I'm not persuaded. Dewey has the ideal opportunity to address the concerns people have about his definition of growth (really, a lack of definition) and how he would distinguish "good" from "bad" growth: "[A] man who starts out on a career of burglary may grow in that direction, and by practice may grow into a highly expert burglar. Hence it's argued that 'growth' is not enough; we must also specify the direction in which growth takes place, the end towards which it tends" (36). Indeed, we must; however, Dewey never does.
The closest he seems to come to a specification of ends is to say that good growth is the growth that has "opportunities for continuing growth in new directions" (36). Coming back to our burglar, we would seem to have no way of judging whether or not the "school of theft" is educative or mis-educative: if he grows in skill and expertise, this might be enough. Who ultimately is the judge of growth untethered from tradition, ethics and anthropology?
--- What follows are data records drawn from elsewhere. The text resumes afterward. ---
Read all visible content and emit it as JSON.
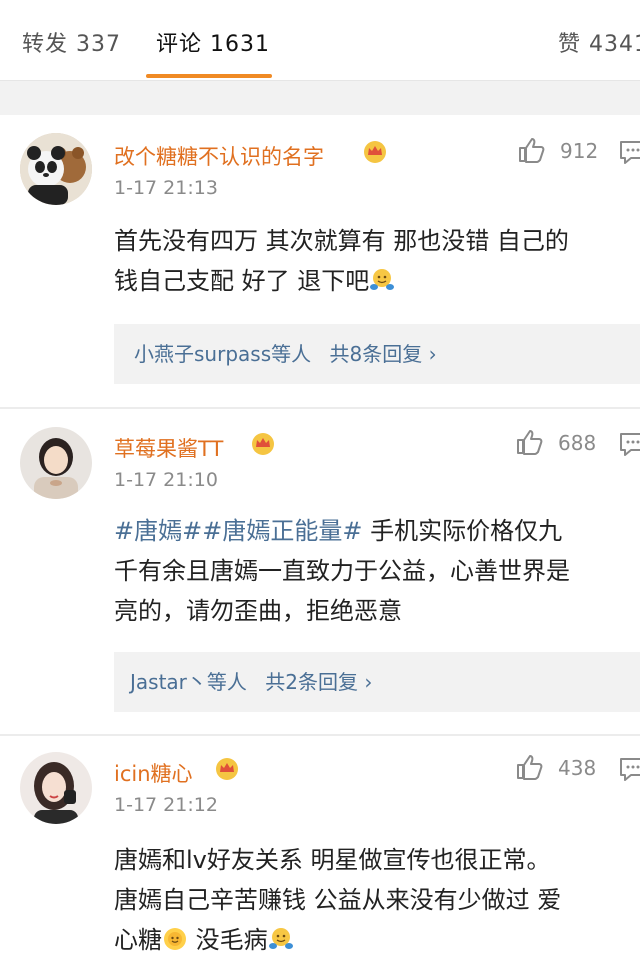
{
  "tabs": {
    "repost": "转发 337",
    "comment": "评论 1631",
    "likes": "赞 4341"
  },
  "comments": [
    {
      "username": "改个糖糖不认识的名字",
      "time": "1-17 21:13",
      "likes": "912",
      "lines": [
        "首先没有四万 其次就算有 那也没错 自己的",
        "钱自己支配 好了 退下吧"
      ],
      "replies_user": "小燕子surpass等人",
      "replies_count": "共8条回复",
      "avatar_icon": "panda-avatar"
    },
    {
      "username": "草莓果酱TT",
      "time": "1-17 21:10",
      "likes": "688",
      "hashtag1": "#唐嫣#",
      "hashtag2": "#唐嫣正能量#",
      "line1_rest": " 手机实际价格仅九",
      "line2": "千有余且唐嫣一直致力于公益，心善世界是",
      "line3": "亮的，请勿歪曲，拒绝恶意",
      "replies_user": "Jastar丶等人",
      "replies_count": "共2条回复",
      "avatar_icon": "girl-avatar"
    },
    {
      "username": "icin糖心",
      "time": "1-17 21:12",
      "likes": "438",
      "line1": "唐嫣和lv好友关系 明星做宣传也很正常。",
      "line2": "唐嫣自己辛苦赚钱 公益从来没有少做过 爱",
      "line3a": "心糖",
      "line3b": " 没毛病",
      "avatar_icon": "woman-avatar"
    }
  ],
  "colors": {
    "accent": "#f08a24",
    "username": "#e07020",
    "link": "#4a6f95",
    "gray": "#8a8a8a",
    "divider": "#f2f2f2"
  }
}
#1 Is it reasonable to accept such a premise (growth and its inherently subjective nature) when it is on its face so incoherent? (If one were to say the goal of eating is more eating - would this persuade anyone?)
#2 How can a thinker who is all about democracy and community base his educative project on such a subjective premise?
#3 If it is possible to build democracy and community on such a principle, is it not necessary for the community (or the majority) to be in charge of creating conditions for appropriate growth or defining what is appropriate? (I'm tending toward thinking this is what Dewey is suggesting at some level.)